これらは魔導を用いる際に使用する事が一般の認識だが、併せて魔獣の発生源にもなっている。
魔獣は魔素の濃い空間で生まれ、基本的に食欲に忠実に生きる。
一括りに魔獣と言っても様々な種族がおり、今回討伐するハウンドもその一種だ。
どこにでもいるとてもメジャーな魔獣で、犬の外見に良く似ているが体格は一回り大きく、知能は犬より低い。
魔獣がどうして生まれたのかは誰も知らない。
一説には古の魔王の技術ではないかとも言われているが確たる証拠は何もない。
いずれにせよ人がいない(魔素の消費がない)僻地や自然というのはえてして魔物を生みやすいのだ。
別に一体一体は対して手強くもないし、私は故郷で何度も狩っている何ら危なげない相手だ。

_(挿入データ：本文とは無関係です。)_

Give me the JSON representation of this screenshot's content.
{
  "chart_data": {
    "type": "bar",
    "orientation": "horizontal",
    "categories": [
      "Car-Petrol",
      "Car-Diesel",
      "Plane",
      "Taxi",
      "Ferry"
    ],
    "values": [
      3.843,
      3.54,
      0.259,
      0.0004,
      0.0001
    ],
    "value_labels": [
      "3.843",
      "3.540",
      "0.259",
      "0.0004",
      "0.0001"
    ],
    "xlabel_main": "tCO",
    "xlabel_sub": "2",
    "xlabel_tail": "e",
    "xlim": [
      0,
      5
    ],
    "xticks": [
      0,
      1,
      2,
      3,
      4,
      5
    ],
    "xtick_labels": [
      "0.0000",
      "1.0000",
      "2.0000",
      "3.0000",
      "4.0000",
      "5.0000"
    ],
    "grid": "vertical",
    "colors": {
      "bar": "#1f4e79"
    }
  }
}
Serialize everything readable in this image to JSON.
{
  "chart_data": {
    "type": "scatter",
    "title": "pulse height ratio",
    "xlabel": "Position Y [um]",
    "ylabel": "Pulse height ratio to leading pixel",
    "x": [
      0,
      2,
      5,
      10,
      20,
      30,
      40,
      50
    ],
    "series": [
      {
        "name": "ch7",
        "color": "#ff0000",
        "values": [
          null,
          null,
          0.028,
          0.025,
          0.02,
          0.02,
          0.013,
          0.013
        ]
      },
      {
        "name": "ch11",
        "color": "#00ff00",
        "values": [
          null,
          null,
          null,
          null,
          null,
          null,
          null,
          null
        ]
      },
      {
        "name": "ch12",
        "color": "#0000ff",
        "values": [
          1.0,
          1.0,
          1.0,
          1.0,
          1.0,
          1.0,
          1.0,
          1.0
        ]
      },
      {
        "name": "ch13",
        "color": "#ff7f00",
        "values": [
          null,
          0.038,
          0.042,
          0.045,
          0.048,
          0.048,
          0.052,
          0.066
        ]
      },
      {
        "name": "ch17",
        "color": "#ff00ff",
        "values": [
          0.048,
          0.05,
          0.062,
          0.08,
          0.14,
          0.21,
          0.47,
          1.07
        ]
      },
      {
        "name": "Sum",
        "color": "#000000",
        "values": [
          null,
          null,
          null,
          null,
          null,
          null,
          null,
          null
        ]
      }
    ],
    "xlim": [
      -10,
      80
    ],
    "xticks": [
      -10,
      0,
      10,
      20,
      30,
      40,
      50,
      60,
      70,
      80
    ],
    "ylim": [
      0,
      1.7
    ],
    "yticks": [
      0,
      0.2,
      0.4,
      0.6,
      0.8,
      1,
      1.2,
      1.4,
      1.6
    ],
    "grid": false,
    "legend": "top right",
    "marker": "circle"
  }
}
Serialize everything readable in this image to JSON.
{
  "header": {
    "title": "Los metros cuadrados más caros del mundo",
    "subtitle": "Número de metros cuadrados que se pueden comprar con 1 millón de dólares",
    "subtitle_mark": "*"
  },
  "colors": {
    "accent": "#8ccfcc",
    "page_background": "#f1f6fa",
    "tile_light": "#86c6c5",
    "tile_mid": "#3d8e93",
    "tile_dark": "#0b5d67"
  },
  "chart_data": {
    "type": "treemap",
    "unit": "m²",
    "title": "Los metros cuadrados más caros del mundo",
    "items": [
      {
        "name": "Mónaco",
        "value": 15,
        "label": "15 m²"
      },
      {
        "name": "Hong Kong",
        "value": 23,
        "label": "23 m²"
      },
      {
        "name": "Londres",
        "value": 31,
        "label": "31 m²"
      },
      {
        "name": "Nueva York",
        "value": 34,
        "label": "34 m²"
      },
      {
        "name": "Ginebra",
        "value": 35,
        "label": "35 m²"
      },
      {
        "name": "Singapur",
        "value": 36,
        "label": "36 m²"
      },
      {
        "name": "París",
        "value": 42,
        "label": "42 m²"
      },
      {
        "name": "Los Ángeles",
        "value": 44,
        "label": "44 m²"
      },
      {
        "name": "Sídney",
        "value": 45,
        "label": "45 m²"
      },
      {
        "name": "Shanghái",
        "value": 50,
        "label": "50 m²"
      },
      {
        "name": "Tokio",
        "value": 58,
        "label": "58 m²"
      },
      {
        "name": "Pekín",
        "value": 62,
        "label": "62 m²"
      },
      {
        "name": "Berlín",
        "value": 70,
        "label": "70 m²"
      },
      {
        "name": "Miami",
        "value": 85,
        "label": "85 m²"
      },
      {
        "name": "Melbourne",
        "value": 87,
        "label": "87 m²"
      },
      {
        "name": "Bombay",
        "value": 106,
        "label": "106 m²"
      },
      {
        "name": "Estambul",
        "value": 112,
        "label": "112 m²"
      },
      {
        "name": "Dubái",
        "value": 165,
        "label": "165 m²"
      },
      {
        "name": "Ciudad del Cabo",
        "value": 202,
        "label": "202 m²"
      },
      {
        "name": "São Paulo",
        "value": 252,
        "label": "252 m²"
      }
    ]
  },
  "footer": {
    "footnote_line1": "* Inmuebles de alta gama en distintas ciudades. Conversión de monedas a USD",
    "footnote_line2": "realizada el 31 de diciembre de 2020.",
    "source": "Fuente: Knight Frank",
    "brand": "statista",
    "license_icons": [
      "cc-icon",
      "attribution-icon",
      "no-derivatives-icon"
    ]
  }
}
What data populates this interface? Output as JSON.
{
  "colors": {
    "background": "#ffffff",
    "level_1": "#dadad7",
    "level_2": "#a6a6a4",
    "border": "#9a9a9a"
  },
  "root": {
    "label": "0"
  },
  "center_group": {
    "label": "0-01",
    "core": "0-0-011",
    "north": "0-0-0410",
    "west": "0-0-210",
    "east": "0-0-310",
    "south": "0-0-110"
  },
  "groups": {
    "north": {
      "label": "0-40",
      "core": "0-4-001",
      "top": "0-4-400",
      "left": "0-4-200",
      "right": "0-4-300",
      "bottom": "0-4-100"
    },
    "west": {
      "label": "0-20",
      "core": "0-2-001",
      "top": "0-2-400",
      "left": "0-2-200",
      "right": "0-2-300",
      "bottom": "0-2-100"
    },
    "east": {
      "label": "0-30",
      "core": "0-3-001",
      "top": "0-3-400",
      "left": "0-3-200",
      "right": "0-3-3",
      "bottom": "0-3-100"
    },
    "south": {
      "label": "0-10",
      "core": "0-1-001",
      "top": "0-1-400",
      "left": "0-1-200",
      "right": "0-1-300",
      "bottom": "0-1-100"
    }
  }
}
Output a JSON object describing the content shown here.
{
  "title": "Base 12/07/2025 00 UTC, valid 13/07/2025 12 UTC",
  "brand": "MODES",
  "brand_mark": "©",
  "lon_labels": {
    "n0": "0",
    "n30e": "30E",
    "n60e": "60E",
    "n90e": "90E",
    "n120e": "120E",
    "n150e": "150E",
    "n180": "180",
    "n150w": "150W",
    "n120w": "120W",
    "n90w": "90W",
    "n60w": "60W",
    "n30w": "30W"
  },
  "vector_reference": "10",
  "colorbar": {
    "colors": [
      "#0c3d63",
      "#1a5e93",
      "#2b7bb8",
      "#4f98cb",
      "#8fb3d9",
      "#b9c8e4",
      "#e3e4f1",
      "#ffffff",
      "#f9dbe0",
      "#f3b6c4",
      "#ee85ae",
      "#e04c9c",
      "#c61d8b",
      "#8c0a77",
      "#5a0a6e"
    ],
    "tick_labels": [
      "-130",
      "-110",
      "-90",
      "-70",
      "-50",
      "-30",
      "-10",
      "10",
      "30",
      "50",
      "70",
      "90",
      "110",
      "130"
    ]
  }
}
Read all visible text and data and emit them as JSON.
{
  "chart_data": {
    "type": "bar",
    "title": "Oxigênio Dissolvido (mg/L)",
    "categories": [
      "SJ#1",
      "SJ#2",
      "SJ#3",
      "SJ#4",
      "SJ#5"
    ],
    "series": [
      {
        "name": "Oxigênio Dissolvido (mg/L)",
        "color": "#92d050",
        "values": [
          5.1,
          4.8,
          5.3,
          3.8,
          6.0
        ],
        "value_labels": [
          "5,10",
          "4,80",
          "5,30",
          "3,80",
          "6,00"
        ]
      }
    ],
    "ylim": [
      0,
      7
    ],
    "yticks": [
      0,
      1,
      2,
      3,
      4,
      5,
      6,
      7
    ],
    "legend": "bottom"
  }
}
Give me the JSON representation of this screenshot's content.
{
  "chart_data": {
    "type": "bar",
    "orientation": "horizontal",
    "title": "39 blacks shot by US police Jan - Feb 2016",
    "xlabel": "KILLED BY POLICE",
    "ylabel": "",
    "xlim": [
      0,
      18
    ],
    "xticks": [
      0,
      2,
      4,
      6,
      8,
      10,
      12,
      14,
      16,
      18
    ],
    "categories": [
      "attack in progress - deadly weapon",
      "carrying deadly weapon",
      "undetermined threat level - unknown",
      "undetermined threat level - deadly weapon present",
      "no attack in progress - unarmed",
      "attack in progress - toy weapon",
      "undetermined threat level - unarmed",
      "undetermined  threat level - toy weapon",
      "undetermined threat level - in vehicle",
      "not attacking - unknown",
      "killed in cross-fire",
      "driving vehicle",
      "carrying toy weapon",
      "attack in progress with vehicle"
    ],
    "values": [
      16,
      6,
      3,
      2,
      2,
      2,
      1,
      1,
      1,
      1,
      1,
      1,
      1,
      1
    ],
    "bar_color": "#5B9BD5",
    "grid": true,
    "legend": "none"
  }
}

ここは一つ、3頭と言わず沢山倒してギルドに貢献する意志を示そうと思う。
そうこうしてるうちに森へ着いたが、人が全然いない事に少し驚いた。
てっきり駆け出しの冒険者がチラホラいるものかと思っていたのに、王都を出てから道中、行商を1人見かけただけだ。
「私が夢見てただけで冒険者ってあまり人気ないのか…」
少し寂しさを感じるけど、人がいないのは私にとっては有難い。
森は入って少し歩くと早速ハウンドの息遣いが聞こえてきた。
(5頭分の息遣いが聞こえる。)
位置は茂みの奥だが一足跳びでいける距離だ。
私は剣の柄に手をかけ臨戦体制に入った。